Eşref pareció decepcionado.

—O sea, ¿que todo ha sido porque te recordaba a otro?

—Era una broma —dijo ella posando en sus labios un cariñoso beso—. No sé por qué has sido tú. Hay algo en ti que me atrae, pero no sé qué es.

La respuesta le gustó a Eşref, que intentó besarle los pechos. Esra se lo impidió cubriéndoselos con las manos.

—¡No lo hagas!

Él se apartó obediente, pero siguió observándola.

—¿Te das cuenta? —le dijo—. Tú tampoco me has contado nada sobre ti.

—¿Qué te apetece saber?

—¿Y tu marido? ¿Por qué os separasteis?

—No era sincero conmigo —contestó ella sin ni siquiera pensárselo—. No dejaba de decirme que me quería. Supuestamente se estremecía de pasión por mí. —Guardó silencio con la mirada fija en la pared de enfrente.

—Pero… —el capitán tocó su hombro para que continuara.

—Pero en realidad no me quería —replicó Esra, deshaciéndose de su ensimismamiento—. Sólo lo aparentaba.

—¿Y cómo te diste cuenta?

—Me quedé embarazada —contestó ella. Eşref notó que los ojos se le llenaban de lágrimas, pero el tono de su voz no se alteró lo más mínimo—. Los dos queríamos tener el niño. Orhan, como siempre, estaba más entusiasmado que yo, como si lo quisiera más que yo. No me dejaba hacer nada. En cuanto intentaba levantar algo que pesara un poco, ya estaba a mi lado diciéndome que no lo hiciera. Prestaba mucha atención a que me alimentara como es debido, me preparaba la comida con sus propias manos, me rogaba que no fumara. Aunque a veces me agobiara, para qué voy a negarlo, la verdad es que, en general, me gustaba que me tratara así.
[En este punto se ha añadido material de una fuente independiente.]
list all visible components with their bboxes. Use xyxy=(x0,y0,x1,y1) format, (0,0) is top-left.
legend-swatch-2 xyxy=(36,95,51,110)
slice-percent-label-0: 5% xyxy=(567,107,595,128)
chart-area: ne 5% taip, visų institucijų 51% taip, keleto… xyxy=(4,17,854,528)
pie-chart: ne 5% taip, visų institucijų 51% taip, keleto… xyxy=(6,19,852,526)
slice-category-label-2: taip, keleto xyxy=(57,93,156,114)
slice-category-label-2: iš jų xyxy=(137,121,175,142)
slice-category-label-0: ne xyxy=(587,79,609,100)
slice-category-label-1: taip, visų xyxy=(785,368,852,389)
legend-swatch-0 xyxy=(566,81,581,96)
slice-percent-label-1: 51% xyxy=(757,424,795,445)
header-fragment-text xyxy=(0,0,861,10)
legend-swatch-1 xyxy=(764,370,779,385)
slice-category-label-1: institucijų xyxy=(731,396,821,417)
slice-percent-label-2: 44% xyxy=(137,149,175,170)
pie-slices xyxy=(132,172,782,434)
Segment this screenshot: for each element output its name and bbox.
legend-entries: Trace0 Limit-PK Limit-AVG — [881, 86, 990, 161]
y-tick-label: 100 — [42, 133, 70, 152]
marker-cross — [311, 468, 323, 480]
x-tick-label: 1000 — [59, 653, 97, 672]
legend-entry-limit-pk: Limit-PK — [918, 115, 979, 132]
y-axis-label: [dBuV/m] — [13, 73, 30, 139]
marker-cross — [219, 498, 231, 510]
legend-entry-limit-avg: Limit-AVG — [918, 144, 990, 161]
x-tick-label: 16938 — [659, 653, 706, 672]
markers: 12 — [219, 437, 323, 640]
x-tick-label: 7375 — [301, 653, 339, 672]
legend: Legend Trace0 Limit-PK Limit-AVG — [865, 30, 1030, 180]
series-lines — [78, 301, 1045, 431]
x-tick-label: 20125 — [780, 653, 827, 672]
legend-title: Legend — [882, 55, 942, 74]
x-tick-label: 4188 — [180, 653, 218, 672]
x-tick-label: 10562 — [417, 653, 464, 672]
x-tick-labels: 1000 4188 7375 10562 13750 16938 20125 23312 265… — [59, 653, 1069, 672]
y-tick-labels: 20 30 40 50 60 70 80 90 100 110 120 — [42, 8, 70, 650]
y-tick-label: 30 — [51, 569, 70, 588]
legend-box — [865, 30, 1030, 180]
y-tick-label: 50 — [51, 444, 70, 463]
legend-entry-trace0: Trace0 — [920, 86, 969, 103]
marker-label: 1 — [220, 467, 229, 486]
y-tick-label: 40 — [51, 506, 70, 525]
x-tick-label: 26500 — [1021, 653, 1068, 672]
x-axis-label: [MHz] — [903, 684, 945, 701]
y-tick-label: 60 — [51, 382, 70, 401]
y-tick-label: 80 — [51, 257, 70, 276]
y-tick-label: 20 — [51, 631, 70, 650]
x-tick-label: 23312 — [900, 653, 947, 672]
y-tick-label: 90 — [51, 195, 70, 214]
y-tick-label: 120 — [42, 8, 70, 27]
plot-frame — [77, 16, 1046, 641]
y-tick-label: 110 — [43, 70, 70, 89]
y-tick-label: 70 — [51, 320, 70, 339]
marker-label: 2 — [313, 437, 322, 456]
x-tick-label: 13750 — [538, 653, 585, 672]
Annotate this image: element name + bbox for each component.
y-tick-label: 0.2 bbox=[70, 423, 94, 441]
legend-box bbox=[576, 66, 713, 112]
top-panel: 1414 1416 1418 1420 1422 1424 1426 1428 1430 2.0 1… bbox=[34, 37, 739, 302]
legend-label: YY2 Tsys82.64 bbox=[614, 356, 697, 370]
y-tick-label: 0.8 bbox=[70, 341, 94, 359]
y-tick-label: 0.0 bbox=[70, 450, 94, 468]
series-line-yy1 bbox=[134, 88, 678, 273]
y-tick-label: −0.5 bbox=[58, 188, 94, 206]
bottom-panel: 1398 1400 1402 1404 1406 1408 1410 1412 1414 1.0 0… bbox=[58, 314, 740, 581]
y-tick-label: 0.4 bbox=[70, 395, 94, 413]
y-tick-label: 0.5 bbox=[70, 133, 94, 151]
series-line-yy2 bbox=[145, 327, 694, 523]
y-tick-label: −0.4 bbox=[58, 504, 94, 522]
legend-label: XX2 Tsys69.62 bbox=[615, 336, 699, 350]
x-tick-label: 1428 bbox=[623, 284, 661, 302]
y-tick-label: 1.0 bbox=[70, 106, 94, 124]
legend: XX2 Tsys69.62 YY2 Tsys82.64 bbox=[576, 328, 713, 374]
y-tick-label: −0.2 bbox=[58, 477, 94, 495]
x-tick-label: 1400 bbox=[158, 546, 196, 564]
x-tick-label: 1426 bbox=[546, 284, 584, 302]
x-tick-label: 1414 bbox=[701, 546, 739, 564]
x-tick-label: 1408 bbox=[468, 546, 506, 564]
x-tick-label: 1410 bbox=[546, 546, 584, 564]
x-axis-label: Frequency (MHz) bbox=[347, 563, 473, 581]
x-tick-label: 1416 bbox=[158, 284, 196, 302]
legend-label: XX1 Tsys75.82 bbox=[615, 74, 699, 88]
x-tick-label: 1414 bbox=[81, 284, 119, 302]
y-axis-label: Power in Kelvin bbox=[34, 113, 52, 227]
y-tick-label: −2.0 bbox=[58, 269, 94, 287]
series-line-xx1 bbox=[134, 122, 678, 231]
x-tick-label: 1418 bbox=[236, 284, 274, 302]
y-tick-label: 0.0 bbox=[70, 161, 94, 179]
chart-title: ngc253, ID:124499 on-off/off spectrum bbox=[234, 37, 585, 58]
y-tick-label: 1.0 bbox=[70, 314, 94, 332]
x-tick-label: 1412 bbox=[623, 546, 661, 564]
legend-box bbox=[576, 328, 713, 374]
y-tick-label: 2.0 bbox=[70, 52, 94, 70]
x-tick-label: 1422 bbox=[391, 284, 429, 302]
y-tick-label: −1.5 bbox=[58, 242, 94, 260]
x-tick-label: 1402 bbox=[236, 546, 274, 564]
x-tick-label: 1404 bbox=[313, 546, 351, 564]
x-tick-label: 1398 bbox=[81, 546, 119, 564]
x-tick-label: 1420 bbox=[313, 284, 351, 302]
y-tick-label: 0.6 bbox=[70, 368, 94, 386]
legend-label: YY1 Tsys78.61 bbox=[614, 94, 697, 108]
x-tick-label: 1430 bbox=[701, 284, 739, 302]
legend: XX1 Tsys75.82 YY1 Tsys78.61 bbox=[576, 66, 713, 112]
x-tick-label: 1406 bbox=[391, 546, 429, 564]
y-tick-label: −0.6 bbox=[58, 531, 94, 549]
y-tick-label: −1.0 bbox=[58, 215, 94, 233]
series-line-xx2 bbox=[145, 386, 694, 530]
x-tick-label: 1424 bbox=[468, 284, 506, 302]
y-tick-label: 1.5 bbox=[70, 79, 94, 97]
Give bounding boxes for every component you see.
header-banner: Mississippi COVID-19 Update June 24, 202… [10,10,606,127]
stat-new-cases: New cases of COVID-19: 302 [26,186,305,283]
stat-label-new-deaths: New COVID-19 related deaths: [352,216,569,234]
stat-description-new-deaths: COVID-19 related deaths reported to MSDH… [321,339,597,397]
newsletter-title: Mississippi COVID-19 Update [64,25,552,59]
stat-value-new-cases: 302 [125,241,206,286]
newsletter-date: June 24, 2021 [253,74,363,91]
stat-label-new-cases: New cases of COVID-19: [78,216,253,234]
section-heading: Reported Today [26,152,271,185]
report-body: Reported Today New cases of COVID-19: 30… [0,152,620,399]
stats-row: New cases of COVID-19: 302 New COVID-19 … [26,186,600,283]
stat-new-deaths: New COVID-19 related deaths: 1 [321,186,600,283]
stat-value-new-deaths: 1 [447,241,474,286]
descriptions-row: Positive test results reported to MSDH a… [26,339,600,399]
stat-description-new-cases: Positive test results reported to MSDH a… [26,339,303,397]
»A veces dudaba de sus sentimientos y encontraba su actitud un tanto artificial. Pero las sospechas no me duraban mucho. Orhan era así y le producía una enorme felicidad ocuparse de mí y mimarme. O, más exactamente, eso era lo que yo creía. En el quinto mes de embarazo él tuvo que irse a Ankara para una conferencia internacional. Era un paso muy importante en su carrera. Participaría en una reunión con arqueólogos de fama mundial. Llevaba meses preparando su ponencia. El congreso duraría tres días y su ponencia era la primera. Yo estaba tan nerviosa como él y esperaba con curiosidad la reacción de los asistentes. Me llamó esa noche. Estaba muy contento. Había recibido muchos aplausos y todos habían demostrado mucho interés por lo que había expuesto. Me alegré mucho por él. No podía quedarme quieta de pura emoción y decidí ir a darle la buena noticia a la profesora Behice, que vivía una calle por debajo de nosotros. Con las prisas resbalé al bajar las escaleras del bloque y rodé hasta el descansillo. Cuando abrí los ojos, estaba en el hospital con mi madre a mi cabecera. Le pregunté qué había pasado. Ella me dijo que me encontraba bien. Pero tenía los ojos llenos de lágrimas. Enseguida se me vino el niño a la cabeza. Lo había perdido. Sentí un vacío dentro de mí. Como si me hubieran arrancado algo de mi interior, como si me lo hubieran robado. Quería llorar, pero me contuve. Pregunté por Orhan.